The discovery and prioritization of heritable phenotypes is a computational challenge in a variety of settings, including neuroimaging genetics and analyses of the vast phenotypic repositories in electronic health record systems and population-based biobanks. Classical estimates of heritability require twin or pedigree data, which can be costly and difficult to acquire. Genome-wide complex trait analysis is an alternative tool to compute heritability estimates from unrelated individuals, using genome-wide data that are increasingly ubiquitous, but is computationally demanding and becomes difficult to apply in evaluating very large numbers of phenotypes. Here we present a fast and accurate statistical method for high-dimensional heritability analysis using genome-wide SNP data from unrelated individuals, termed massively expedited genome-wide heritability analysis (MEGHA) and accompanying nonparametric sampling techniques that enable flexible inferences for arbitrary statistics of interest. MEGHA produces estimates and significance measures of heritability with several orders of magnitude less computational time than existing methods, making heritability-based prioritization of millions of phenotypes based on data from unrelated individuals tractable for the first time to our knowledge.

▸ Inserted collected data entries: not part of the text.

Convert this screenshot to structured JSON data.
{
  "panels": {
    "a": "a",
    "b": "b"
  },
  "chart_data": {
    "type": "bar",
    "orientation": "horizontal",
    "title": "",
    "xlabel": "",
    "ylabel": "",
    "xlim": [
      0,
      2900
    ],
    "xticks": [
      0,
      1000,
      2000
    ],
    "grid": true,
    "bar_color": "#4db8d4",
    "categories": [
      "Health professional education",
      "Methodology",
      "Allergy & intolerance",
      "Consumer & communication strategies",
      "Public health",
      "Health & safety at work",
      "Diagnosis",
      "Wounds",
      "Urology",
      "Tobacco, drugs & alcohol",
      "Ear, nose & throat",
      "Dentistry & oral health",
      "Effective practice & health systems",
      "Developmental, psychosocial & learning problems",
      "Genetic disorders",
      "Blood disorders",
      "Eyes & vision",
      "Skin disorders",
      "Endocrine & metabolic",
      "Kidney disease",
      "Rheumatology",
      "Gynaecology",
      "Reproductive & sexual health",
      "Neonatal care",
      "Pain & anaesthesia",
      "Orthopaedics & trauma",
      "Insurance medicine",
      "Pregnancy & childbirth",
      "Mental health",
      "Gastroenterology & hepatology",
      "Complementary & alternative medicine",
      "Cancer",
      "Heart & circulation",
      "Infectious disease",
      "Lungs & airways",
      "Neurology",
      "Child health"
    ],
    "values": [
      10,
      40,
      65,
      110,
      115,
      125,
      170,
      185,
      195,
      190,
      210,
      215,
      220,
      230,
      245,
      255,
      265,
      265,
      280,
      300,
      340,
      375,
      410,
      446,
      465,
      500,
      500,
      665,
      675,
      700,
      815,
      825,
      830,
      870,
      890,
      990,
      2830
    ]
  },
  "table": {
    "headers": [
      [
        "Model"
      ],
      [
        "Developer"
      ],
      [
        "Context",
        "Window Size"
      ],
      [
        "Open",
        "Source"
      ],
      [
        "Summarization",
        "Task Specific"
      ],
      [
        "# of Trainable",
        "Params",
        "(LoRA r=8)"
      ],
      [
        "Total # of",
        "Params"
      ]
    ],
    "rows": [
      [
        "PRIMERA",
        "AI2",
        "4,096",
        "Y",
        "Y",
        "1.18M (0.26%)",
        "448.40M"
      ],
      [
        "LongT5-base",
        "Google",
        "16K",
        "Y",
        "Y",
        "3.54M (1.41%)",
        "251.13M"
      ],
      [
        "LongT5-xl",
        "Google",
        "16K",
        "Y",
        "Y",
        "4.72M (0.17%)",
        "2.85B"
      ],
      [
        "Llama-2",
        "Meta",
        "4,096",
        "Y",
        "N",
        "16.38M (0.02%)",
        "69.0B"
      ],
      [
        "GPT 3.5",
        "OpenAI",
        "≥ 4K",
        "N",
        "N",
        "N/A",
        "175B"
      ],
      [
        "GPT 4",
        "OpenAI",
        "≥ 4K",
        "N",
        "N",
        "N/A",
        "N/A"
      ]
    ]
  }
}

As a demonstration of application, we conducted heritability analyses on global and local morphometric measurements derived from brain structural MRI scans, using genome-wide SNP data from 1,320 unrelated young healthy adults of non-Hispanic European ancestry. We also computed surface maps of heritability for cortical thickness measures and empirically localized cortical regions where thickness measures were significantly heritable. Our analyses demonstrate the unique capability of MEGHA for large-scale heritability-based screening and high-dimensional heritability profile construction.
可遗传表型的发现与优先级确定在多种情况下都是一项计算挑战,包括神经影像遗传学以及对电子健康记录系统和基于人群的生物样本库中大量表型储存库的分析。传统的遗传力估计需要双胞胎或家系数据,获取这些数据成本高昂且困难。全基因组复杂性状分析是一种从无关个体计算遗传力估计值的替代工具,它使用越来越普遍的全基因组数据,但计算要求很高,在评估大量表型时难以应用。在此,我们提出一种快速且准确的统计方法,用于使用来自无关个体的全基因组SNP数据进行高维遗传力分析,称为大规模加速全基因组遗传力分析(MEGHA)以及伴随的非参数抽样技术,这些技术能够对任意感兴趣的统计量进行灵活推断。与现有方法相比,MEGHA产生遗传力估计值和显著性度量所需的计算时间减少了几个数量级,据我们所知,这使得首次基于无关个体的数据对数百万表型进行基于遗传力的优先级确定变得可行。作为应用示例,我们使用来自1320名非西班牙裔欧洲血统的无关年轻健康成年人的全基因组SNP数据,对源自脑结构MRI扫描的全局和局部形态测量进行了遗传力分析。我们还计算了皮质厚度测量的遗传力表面图,并通过经验定位了厚度测量具有显著遗传性的皮质区域。我们的分析证明了MEGHA在大规模基于遗传力的筛选和高维遗传力图谱构建方面的独特能力。